The people who really matter will love you regardless of how you look. Remember that, don’t shrug it off. Because life if full of tragedy and joy. And it is short. So if you are consumed with your appearance life is going to whiz on by while you are still looking in the mirror. And in the end people don’t miss someone with a nice body they miss “that” person who was something so much more to them.

     3. Diet/Food/Nutrition is not the wholly grail for health. 

Don’t get me wrong I post my food – for a reason. I DO NOT want to show off my bone broth/my kitchen/or myself to make you feel worse about yourself, quite the opposite actually (P.S. If this happens to you, I highly suggest to unfollow me and those else who make you feel this way and concentrate on yourself, I truly mean this, comparing yourself to others on social media is a total waste of time).

I want to inspire and give people tools and ideas to create healthy meals for themselves and their family.

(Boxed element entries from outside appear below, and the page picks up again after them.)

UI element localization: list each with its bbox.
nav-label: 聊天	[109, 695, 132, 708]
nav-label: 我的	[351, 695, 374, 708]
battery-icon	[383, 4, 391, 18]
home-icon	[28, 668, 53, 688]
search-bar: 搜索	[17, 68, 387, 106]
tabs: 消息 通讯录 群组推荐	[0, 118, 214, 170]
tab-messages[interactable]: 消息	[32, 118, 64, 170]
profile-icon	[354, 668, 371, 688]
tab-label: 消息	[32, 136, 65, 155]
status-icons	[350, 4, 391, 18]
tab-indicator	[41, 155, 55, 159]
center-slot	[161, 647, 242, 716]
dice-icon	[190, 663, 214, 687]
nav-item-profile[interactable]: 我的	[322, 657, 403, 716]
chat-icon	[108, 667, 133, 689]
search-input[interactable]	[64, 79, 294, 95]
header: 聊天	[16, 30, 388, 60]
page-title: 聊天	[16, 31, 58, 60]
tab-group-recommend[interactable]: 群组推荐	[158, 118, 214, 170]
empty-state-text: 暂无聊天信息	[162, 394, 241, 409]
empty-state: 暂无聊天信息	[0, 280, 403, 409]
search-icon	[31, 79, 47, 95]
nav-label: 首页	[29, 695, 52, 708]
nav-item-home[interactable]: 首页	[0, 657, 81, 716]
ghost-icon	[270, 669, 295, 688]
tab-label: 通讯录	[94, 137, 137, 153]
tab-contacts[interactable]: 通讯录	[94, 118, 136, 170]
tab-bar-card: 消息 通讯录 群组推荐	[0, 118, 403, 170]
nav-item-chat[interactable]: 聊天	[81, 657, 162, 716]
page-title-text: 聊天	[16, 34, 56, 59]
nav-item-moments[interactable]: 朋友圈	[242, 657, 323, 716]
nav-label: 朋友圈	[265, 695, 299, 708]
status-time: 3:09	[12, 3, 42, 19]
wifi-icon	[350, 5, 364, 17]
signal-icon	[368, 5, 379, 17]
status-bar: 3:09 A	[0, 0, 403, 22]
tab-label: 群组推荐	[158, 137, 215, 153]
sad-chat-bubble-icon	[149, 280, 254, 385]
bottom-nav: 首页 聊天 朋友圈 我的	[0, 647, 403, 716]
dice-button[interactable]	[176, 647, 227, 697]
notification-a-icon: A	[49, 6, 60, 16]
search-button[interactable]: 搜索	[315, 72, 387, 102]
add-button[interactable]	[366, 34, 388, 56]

Because food is a necessity for our survival. And when we get it right for our body it has the ability to nourish and allow us to flourish.

However nutrition is one of many pillars to create optimal HEALTH -and one that is getting a lot of attention. But let’s not forget about the other equally important PILLARS to health – Like SLEEP, RECOVERY, MOVEMENT, PLEASURE, STRESS MANAGEMENT, FUN, PLAY and SOCIAL CONNECTION.

These things also dictate and have a direct effect on positive or negative outcomes in your body.  So please keep a balance. If you find yourself obsessing over food and exercise maybe reevaluate what is really important in life and ask for help.

     4. Health is so much more than EAT WELL ,TRAIN MORE, REPEAT

I recently read an alternative definition of what “health” really is from Chris Kresser that I really love.

“Health is: the ability to live your dreams.”

I love it – Plain and simple. What more can we really strive for.